The Nickel asked 2012 Horror Challenge winners "Team Pizza Slobs" to give us a behind the scenes peek at their filmmaking experience.
Mike Feehan: My brother told me about Nickel's 48 Hour Horror Film contest while we were eating Chinese food with my Nan. I'm a very lazy person and usually even the thought of doing something productive seems exhausting to me, but I thought this sounded like a lot of fun. I texted Mike Fardy (who I'll refer to as Fardy to avoid confusion) my friend of 15 years, who is the person I contact when I want to do something silly. He's also had a lot of experience making short films, which I thought might come in handy when making a short film. That Friday we went to Halloween Alley and pick up our prop, which actually meant we could take any mask we wanted. We went back to my house and tossed around ideas for our movie. Later we got the email giving us our character, "A Crazed Cannibal", which fit with our idea. The next day Fardy had finished the script, we were really stoked on it, and we started getting ready. We planned on shooting at Red Cliff at night and using Fardy's lighting kit. After failing to find somewhere that rents power packs, I bought one from Walmart with the intention of returning it the next morning. However, apparently power packs need to be charged for 24 hours before their first use. I didn't believe that, and so I charged it for 5 hours, but it turns out that's true.. it didn't work. Our only other option was to use my dad's generator, so with two cars full of actors and crew we drove to my parent's shed, where Fardy and I tried for about 20 minutes to start the generator. We had no idea what we were doing, so eventually my girlfriend, Elsa, stepped in and got it working. At that very moment it started to pour rain. The kind of rain that ruins camera and lighting equipment in about 5 seconds. The car of actors drove off and we went back to my house and tried to figure about what to do now that the 48-hour contest had become a 24-hour contest. I considered giving up, there was no way we could make our movie now, but Fardy was silent and just stared at the floor for about 10 minutes. Then he said "Okay, I just came up a new movie."

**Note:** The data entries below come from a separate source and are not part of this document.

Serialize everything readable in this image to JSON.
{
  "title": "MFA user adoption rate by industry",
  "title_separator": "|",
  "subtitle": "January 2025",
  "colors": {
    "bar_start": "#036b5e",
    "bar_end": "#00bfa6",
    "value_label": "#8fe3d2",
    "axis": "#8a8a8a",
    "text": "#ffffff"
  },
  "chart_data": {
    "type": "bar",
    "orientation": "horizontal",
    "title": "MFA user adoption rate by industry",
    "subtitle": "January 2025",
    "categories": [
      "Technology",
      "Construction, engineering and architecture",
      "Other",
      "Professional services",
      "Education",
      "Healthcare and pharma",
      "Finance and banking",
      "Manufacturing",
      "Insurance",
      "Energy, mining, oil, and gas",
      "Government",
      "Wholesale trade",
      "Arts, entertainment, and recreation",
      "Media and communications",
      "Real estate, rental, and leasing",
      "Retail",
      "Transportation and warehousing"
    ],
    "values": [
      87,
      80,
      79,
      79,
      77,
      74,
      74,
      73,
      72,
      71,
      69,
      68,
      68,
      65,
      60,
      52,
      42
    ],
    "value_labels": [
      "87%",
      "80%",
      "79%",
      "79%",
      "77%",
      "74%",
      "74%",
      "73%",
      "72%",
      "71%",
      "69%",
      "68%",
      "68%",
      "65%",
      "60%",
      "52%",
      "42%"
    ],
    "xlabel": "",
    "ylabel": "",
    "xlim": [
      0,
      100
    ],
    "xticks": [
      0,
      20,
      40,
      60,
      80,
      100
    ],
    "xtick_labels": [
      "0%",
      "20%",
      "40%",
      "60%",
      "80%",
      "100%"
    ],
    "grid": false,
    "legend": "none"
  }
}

Mike Fardy: When Mike Feehan messaged me about the Nickel's 48 hour horror film contest I just kinda started bouncing around in my chair being excited and that didn't really stop until we finished. I learned a lot of things and that's my goal in most things so yeah, goal achieved. I really wanted to make a genuinely scary film and I feel like Feehan and I wrote a great script for that, then the rain ruined everything. So when our time got cut in half I just went to what I knew, making people feel super weird while they giggle uncomfortably, and then voila "Respect Your Eldritch" was born. The thing I liked most about this contest is that if we had made this same movie in almost any other circumstance I would have never released it. I actually didn't really like how it turned out, all I could see were the mistakes and the things I wanted to re-shoot or re-write. I get sweaty when people watch it while I'm around and I can't make eye-contact with them for a while after. The important thing I learned was the attitude, "who cares put it out there". Nothing is ever perfect and even if it is my perfect is probably stupid to 90% of the people who are going to view it. I think it's important for... "creatives?" to put out a lot of "whatever work" to learn from it. Just to be clear I'm not saying no one should ever put work into anything, just that many of the ideas that get stuffed in the back of your binder or thrown in the garbage or burned in a small pit in my backyard would be more useful to the creator if they just put it out there and let the audience decide if they like it or not. But what do I know? 1) If real blood is anything like corn syrup and chocolate sauce I will never murder anyone just based on how hard it is to clean up. 2) It's very hard to yell and drink at the same time. 3) I had a wonderful time with this project and I'm very grateful to everyone who made it happen!